O nosso Anjo da Guarda acompanhar-nos-á até o fim do caminho e, se formos fiéis, contemplaremos com ele a nossa Mãe, Rainha dos Anjos, a quem todos eles louvam numa eternidade sem fim. A esse coro angélico, com a ajuda da graça, nos uniremos nós também.

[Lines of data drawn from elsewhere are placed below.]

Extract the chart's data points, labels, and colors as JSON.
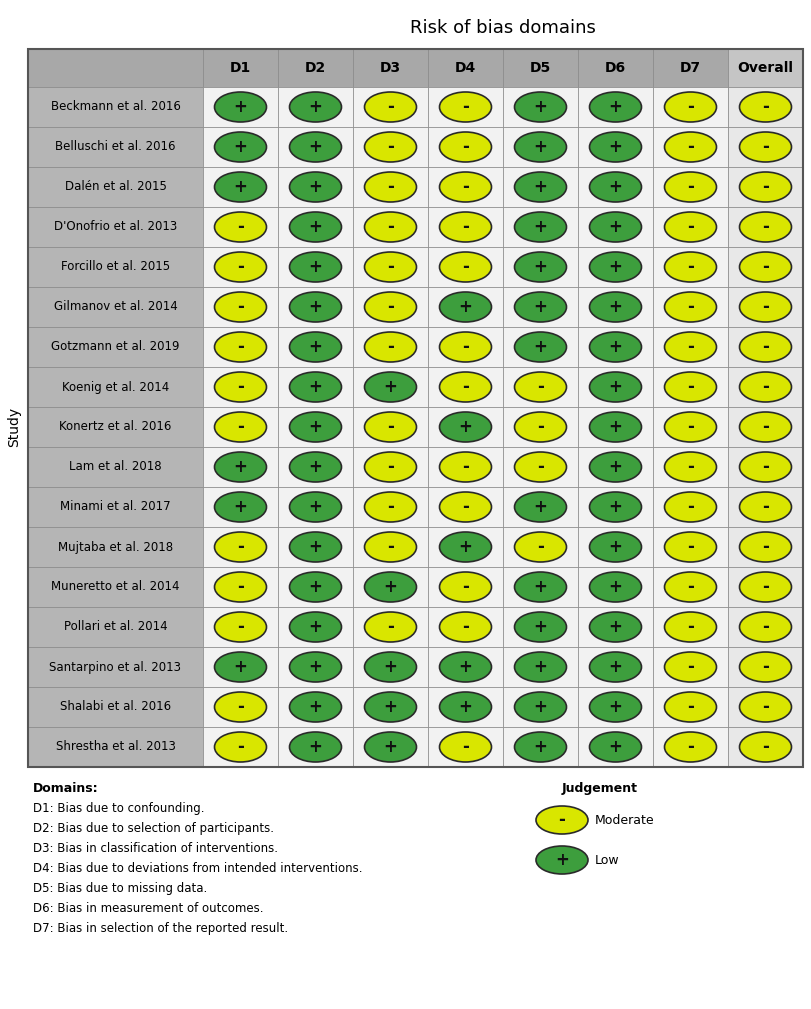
{
  "title": "Risk of bias domains",
  "ylabel": "Study",
  "columns": [
    "D1",
    "D2",
    "D3",
    "D4",
    "D5",
    "D6",
    "D7",
    "Overall"
  ],
  "studies": [
    "Beckmann et al. 2016",
    "Belluschi et al. 2016",
    "Dalén et al. 2015",
    "D'Onofrio et al. 2013",
    "Forcillo et al. 2015",
    "Gilmanov et al. 2014",
    "Gotzmann et al. 2019",
    "Koenig et al. 2014",
    "Konertz et al. 2016",
    "Lam et al. 2018",
    "Minami et al. 2017",
    "Mujtaba et al. 2018",
    "Muneretto et al. 2014",
    "Pollari et al. 2014",
    "Santarpino et al. 2013",
    "Shalabi et al. 2016",
    "Shrestha et al. 2013"
  ],
  "data": [
    [
      "+",
      "+",
      "-",
      "-",
      "+",
      "+",
      "-",
      "-"
    ],
    [
      "+",
      "+",
      "-",
      "-",
      "+",
      "+",
      "-",
      "-"
    ],
    [
      "+",
      "+",
      "-",
      "-",
      "+",
      "+",
      "-",
      "-"
    ],
    [
      "-",
      "+",
      "-",
      "-",
      "+",
      "+",
      "-",
      "-"
    ],
    [
      "-",
      "+",
      "-",
      "-",
      "+",
      "+",
      "-",
      "-"
    ],
    [
      "-",
      "+",
      "-",
      "+",
      "+",
      "+",
      "-",
      "-"
    ],
    [
      "-",
      "+",
      "-",
      "-",
      "+",
      "+",
      "-",
      "-"
    ],
    [
      "-",
      "+",
      "+",
      "-",
      "-",
      "+",
      "-",
      "-"
    ],
    [
      "-",
      "+",
      "-",
      "+",
      "-",
      "+",
      "-",
      "-"
    ],
    [
      "+",
      "+",
      "-",
      "-",
      "-",
      "+",
      "-",
      "-"
    ],
    [
      "+",
      "+",
      "-",
      "-",
      "+",
      "+",
      "-",
      "-"
    ],
    [
      "-",
      "+",
      "-",
      "+",
      "-",
      "+",
      "-",
      "-"
    ],
    [
      "-",
      "+",
      "+",
      "-",
      "+",
      "+",
      "-",
      "-"
    ],
    [
      "-",
      "+",
      "-",
      "-",
      "+",
      "+",
      "-",
      "-"
    ],
    [
      "+",
      "+",
      "+",
      "+",
      "+",
      "+",
      "-",
      "-"
    ],
    [
      "-",
      "+",
      "+",
      "+",
      "+",
      "+",
      "-",
      "-"
    ],
    [
      "-",
      "+",
      "+",
      "-",
      "+",
      "+",
      "-",
      "-"
    ]
  ],
  "color_plus": "#3d9e3d",
  "color_minus": "#d9e600",
  "header_bg": "#a8a8a8",
  "row_bg": "#b5b5b5",
  "overall_col_bg": "#c5c5c5",
  "cell_bg": "#f2f2f2",
  "overall_cell_bg": "#e8e8e8",
  "grid_color": "#888888",
  "domains_text": [
    "Domains:",
    "D1: Bias due to confounding.",
    "D2: Bias due to selection of participants.",
    "D3: Bias in classification of interventions.",
    "D4: Bias due to deviations from intended interventions.",
    "D5: Bias due to missing data.",
    "D6: Bias in measurement of outcomes.",
    "D7: Bias in selection of the reported result."
  ],
  "judgement_text": "Judgement",
  "moderate_label": "Moderate",
  "low_label": "Low"
}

(1) Dan 3, 58; Antífona de entrada da Missa do dia 2 de outubro; (2) cfr. João Paulo II, Audiência geral, 30-VII-1986; (3) Hebr 1, 14; (4) Gên 48, 16; (5) Êx 23, 20-23; (6) 4 Rs 6, 16-17; (7) Mac 10, 29-30; (8) Antífona da comunhão da Missa do dia 2 de outubro; (9) At 5, 19-20; 12, 7-17; (10) Jo 1, 51; (11) cfr. G. Huber, Meu anjo caminhará à tua frente, Prumo-Rei dos Livros, Lisboa, 1990, págs. 33-50; (12) A. Vázquez de Prada, O Fundador do Opus Dei, Quadrante, São Paulo, 1989, pág. 138; (13) ib.; (14) ib., pág. 138, nota 40; (15) cfr. ib.; (16) Josemaría Escrivá, Caminho, n. 565; (17) Oração coleta da Missa de 2 de outubro; (18) Liturgia das Horas, Segunda Leitura; São Bernardo, Sermão 12 sobre o Salmo “Qui habitat”, 3, 6-8; (19) Sl 90, 2; (20) 1 Rs 19, 7; (21) cfr. Tanquerey, Compêndio de teologia ascética y mística, Palabra, Madrid, 1990, n. 187, págs. 131-132; (22) cfr. Orígenes, Contra Celso, 5, 4; (23) Josemaría Escrivá, Forja, n. 339.